Discursos inflamados e a exposição das políticas adotadas nas cidades brasileiras com relação ao uso de software livre marcaram o IV FISL. Num dos debates, coordenado por Ricardo Bimbo, coordenador do projeto Governo Eletrônico da Prefeitura de São Paulo, participaram Sérgio Amadeu, presidente do ITI, Joel dos Santos Raymundo, presidente da Procempa, e Beatriz Tibiriçá, também da Prefeitura de São Paulo.

Como todos os participantes são ligados a entidades governamentais, os discursos giraram em torno das medidas do Estado no sentido de fomentar o processo de inclusão digital através do uso de tecnologias de código fonte aberto. Não faltaram também críticas às políticas adotadas pelas empresas que defendem os chamados "softwares proprietários".

Quem abriu as explanações foi Joel dos Santos Raymundo, presidente da Procempa, que destacou a iniciativa gaúcha de não mais pautar o ensino de informática em programas tradicionais. "Não estamos mais ensinando Word. Hoje, em Porto Alegre, se ensina a utilizar processadores de texto", disse. Raymundo informou também sobre a implantação dos 14 telecentros, unidades que possibilitam o acesso gratuito da população a computadores ligados à Internet, que já operam na capital do Estado.
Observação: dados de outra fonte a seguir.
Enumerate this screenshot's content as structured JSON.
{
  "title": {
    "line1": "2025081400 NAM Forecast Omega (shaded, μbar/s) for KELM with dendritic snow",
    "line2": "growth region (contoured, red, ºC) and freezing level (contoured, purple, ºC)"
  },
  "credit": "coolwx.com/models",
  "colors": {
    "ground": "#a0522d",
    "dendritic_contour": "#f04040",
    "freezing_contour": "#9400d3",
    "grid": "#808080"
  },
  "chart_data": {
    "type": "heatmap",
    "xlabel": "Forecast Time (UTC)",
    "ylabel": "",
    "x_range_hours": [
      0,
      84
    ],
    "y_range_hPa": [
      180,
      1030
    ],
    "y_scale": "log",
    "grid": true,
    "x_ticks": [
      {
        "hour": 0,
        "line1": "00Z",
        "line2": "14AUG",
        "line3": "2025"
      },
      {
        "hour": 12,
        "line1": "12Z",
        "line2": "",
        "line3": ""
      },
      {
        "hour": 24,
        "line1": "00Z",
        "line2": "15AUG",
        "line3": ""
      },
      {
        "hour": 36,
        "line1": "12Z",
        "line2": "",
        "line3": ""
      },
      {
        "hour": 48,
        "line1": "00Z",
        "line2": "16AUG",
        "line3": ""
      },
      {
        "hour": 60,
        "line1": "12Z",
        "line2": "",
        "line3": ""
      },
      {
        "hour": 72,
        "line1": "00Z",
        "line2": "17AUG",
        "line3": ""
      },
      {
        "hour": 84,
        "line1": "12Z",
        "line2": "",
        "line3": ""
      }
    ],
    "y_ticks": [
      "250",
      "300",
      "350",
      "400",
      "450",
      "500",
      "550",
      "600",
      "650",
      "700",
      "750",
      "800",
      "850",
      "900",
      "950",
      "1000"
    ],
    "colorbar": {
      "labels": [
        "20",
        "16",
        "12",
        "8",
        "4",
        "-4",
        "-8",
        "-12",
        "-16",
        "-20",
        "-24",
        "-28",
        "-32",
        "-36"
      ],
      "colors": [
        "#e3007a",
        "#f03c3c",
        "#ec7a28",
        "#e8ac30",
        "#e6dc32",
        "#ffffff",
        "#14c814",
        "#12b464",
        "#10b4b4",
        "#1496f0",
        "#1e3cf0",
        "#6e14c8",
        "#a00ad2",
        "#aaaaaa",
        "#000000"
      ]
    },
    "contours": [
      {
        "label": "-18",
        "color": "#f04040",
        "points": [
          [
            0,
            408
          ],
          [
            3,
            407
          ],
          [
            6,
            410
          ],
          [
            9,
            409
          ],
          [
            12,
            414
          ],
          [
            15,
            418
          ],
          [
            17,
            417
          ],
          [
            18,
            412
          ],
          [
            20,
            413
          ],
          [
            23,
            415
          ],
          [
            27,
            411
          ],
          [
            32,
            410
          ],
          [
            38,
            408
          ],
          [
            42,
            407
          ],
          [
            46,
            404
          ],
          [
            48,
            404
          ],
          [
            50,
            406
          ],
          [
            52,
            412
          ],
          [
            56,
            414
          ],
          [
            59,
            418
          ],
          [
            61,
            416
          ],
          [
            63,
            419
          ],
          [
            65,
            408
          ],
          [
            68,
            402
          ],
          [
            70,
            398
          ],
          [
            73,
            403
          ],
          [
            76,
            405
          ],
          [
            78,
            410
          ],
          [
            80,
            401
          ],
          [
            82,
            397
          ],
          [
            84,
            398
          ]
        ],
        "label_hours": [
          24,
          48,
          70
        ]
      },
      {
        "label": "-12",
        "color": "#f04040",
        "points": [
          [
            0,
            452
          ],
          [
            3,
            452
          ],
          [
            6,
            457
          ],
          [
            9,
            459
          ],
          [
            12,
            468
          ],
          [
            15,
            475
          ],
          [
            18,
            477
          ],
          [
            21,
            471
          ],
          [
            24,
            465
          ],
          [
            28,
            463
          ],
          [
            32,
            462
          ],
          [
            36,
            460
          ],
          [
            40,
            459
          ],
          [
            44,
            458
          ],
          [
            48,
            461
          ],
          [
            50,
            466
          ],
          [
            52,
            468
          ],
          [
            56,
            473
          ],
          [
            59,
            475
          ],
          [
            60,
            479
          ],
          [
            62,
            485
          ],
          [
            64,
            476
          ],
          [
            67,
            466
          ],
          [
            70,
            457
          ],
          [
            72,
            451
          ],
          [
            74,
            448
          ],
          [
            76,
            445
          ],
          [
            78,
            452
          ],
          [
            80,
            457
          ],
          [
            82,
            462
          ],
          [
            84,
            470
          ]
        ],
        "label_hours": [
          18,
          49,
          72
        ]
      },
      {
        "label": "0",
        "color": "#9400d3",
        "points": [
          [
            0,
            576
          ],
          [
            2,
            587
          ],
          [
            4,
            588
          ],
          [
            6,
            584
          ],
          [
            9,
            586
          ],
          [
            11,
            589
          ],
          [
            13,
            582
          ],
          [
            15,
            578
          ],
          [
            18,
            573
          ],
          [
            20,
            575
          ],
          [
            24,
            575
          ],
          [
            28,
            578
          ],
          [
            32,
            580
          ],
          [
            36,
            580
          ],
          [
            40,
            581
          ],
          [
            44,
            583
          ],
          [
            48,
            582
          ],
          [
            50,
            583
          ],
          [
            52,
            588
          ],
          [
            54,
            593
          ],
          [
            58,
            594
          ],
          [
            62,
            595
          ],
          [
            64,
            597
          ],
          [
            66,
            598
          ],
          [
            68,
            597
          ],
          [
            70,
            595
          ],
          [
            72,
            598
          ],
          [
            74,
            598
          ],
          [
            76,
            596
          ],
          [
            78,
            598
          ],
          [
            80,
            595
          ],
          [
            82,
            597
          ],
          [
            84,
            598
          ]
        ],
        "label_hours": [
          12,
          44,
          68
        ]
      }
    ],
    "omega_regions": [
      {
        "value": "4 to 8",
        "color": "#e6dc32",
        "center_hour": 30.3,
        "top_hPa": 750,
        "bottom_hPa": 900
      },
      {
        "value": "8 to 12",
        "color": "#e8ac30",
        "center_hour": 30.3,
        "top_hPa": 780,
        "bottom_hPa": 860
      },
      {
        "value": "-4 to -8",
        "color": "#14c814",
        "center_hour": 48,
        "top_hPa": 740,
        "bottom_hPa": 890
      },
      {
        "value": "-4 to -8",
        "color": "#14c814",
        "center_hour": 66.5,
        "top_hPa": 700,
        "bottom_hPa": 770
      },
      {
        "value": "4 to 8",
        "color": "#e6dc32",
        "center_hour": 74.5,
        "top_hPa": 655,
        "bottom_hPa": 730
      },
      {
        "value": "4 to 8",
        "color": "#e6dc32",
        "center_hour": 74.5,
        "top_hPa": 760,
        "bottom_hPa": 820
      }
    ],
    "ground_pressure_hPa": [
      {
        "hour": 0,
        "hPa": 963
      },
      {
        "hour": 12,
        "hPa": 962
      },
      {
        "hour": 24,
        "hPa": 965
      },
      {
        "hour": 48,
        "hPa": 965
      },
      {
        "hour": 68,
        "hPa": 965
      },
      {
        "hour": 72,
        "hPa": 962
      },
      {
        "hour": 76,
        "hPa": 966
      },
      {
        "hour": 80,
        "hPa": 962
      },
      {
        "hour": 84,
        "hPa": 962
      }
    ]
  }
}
Em seguida foi a vez de Beatriz Tibiriçá, coordenadora do projeto Governo Digital da Prefeitura de São Paulo. Na capital paulista, já existem 58 telecentros em atividade, e a estimativa é que, até o segundo semestre, sejam 107 unidades abertas à população. Para Beatriz, os centros de inclusão digital da prefeitura provam que a população pode aprender a utilizar o software livre. "Estamos conseguindo compartilhar o conhecimento e, assim, democratizar a informação", completou. Outro responsável pelo projeto Governo Digital, em São Paulo, deu seqüência ao debate. Ricardo Bimbo, que acumulava a função de coordenador da mesa, destacou que "o debate com a comunidade deu a solidez na implantação do software livre nos telecentros paulistanos".

O último a se pronunciar foi também o que causou maior impacto entre o público, que lotou todos os lugares da sala de convenções da PUC. Sérgio Amadeu, presidente do ITI, traduziu as vantagens na implantação do software livre em números, demonstrando a dimensão da economia que o governo faz ao optar pelo software livre. "O software pago é insustentável para o país. No tempo do 'monopólio', não tínhamos escolha, mas agora a situação é diferente". Outro ponto destacado por Amadeu foi o uso das leis de copyright. Para ele, as leis de propriedade intelectual estão sendo usadas para a manutenção de uma estrutura sócio-planetária desigual.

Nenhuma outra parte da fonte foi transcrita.